What we hope the reflections we have shared in this article demonstrate, are the ways and extent to which our innovative online participatory research program illustrated the possibilities for retaining the unique advantages of participatory research in the online space. Ongoing collaboration with low-income parents and carers from June 2020 provided opportunities for the creation of timely evidence and policy recommendations relating to the experience of low-income families during the pandemic, and underpinned considerable impact—findings were communicated widely by participants on high profile media sites, as well as with policy-makers and parliamentarians. The development of a sense of trust between researchers and participants, and of solidarity among participants, was fundamental in challenging myths and stigmatizing narratives around poverty and receipt of social security. Nevertheless, our experience suggests that, while an ethics of care can be maintained in online-only participatory research, this is not without its challenges and requires pragmatism, creativity, and empathy on the part of researchers to respond in new ways to the needs of, sometimes vulnerable, participants.

As we set out earlier in this article, our participatory approach was underpinned by a feminist praxis which motivated the research from the outset, and which guided and informed our decision making across the program. Cahill et al (2010, p. 407) argue that participatory research can draw on, and itself constitute, a feminist praxis of critical hope, “where what could be is sought, where what has been is critiqued and where what was is troubled.” Thinking of participatory approaches as constituting practices of critical hope, and drawing on what Bell and Pahl (2018, p. 105) describe as a “utopian method” has great value in reminding us of the importance that these approaches look forward and look upstream to develop proposals and practices of change. We would argue that the practice of participation is itself radical and hopeful, unsettling dominant inequalities and often tired (but popular) forms of engagement between researchers and participants (see also, Patrick, 2019). The utopian and hopeful bent of participatory work fuels the activity for all involved, but it also comes with risks, given the challenging political context in which change is sought.
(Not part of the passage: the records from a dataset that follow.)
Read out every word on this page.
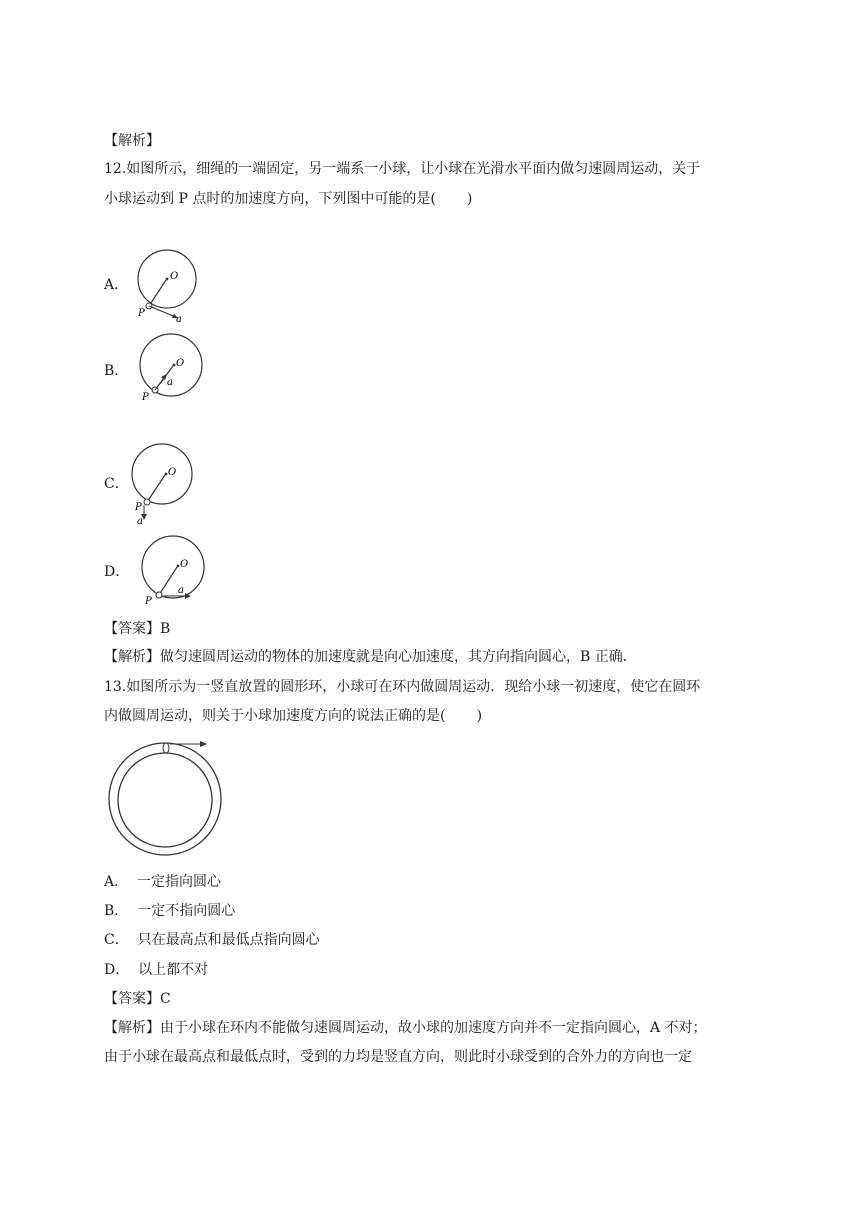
【解析】
12.如图所示，细绳的一端固定，另一端系一小球，让小球在光滑水平面内做匀速圆周运动，关于
小球运动到 P 点时的加速度方向，下列图中可能的是(       )
A．
O
P
a
B．	O
a
P
C．
O
P
a
D．	O
a
P
【答案】B
【解析】做匀速圆周运动的物体的加速度就是向心加速度，其方向指向圆心，B 正确．
13.如图所示为一竖直放置的圆形环，小球可在环内做圆周运动．现给小球一初速度，使它在圆环
内做圆周运动，则关于小球加速度方向的说法正确的是(       )
A．  一定指向圆心
B．  一定不指向圆心
C．  只在最高点和最低点指向圆心
D．  以上都不对
【答案】C
【解析】由于小球在环内不能做匀速圆周运动，故小球的加速度方向并不一定指向圆心，A 不对；
由于小球在最高点和最低点时，受到的力均是竖直方向，则此时小球受到的合外力的方向也一定
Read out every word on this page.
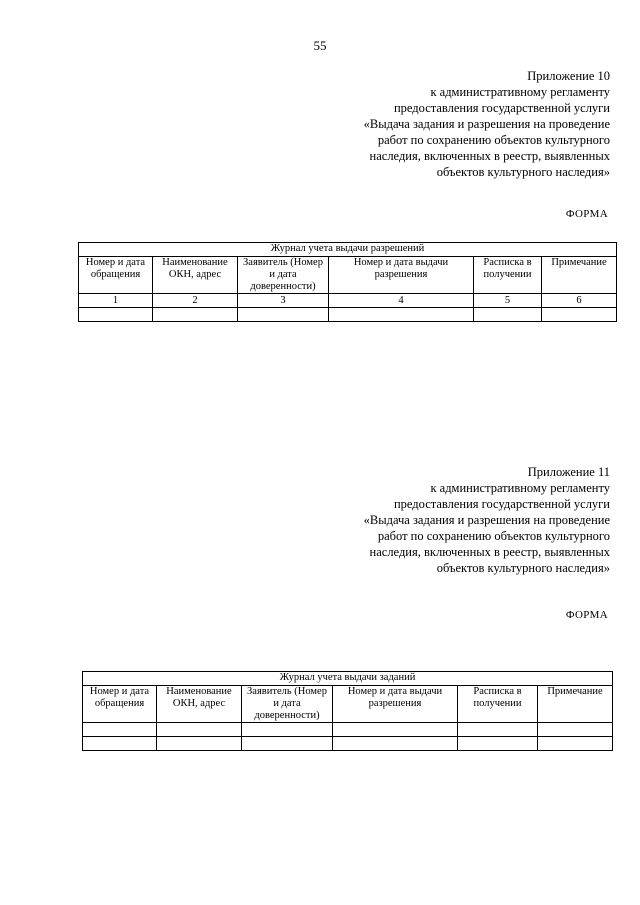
55
Приложение 10
к административному регламенту
предоставления государственной услуги
«Выдача задания и разрешения на проведение
работ по сохранению объектов культурного
наследия, включенных в реестр, выявленных
объектов культурного наследия»
ФОРМА
Журнал учета выдачи разрешений					
Номер и дата обращения	Наименование ОКН, адрес	Заявитель (Номер и дата доверенности)	Номер и дата выдачи разрешения	Расписка в получении	Примечание
1	2	3	4	5	6

Приложение 11
к административному регламенту
предоставления государственной услуги
«Выдача задания и разрешения на проведение
работ по сохранению объектов культурного
наследия, включенных в реестр, выявленных
объектов культурного наследия»
ФОРМА
Журнал учета выдачи заданий					
Номер и дата обращения	Наименование ОКН, адрес	Заявитель (Номер и дата доверенности)	Номер и дата выдачи разрешения	Расписка в получении	Примечание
Covid Realities has sought to navigate this context, pushing for change in different places and with various actors, but without much—if any—notable success. But where it has been more successful has been in its hopeful, utopian practice, a practice which we would encourage others to experiment with and apply to their own research approaches. As Lexie put it in her last diary entry for Covid Realities:

Covid Realities has meant the world to me during what has been an incredibly difficult year. Covid Realities has helped my mental health in an insurmountable way and at times literally kept me sane, it has given me a place to express my worries and woes but it has also given me a place to share my little victories and has given me a purpose. I have become part of something for the better. I have become a voice in the fight for justice, fairness, and food equality.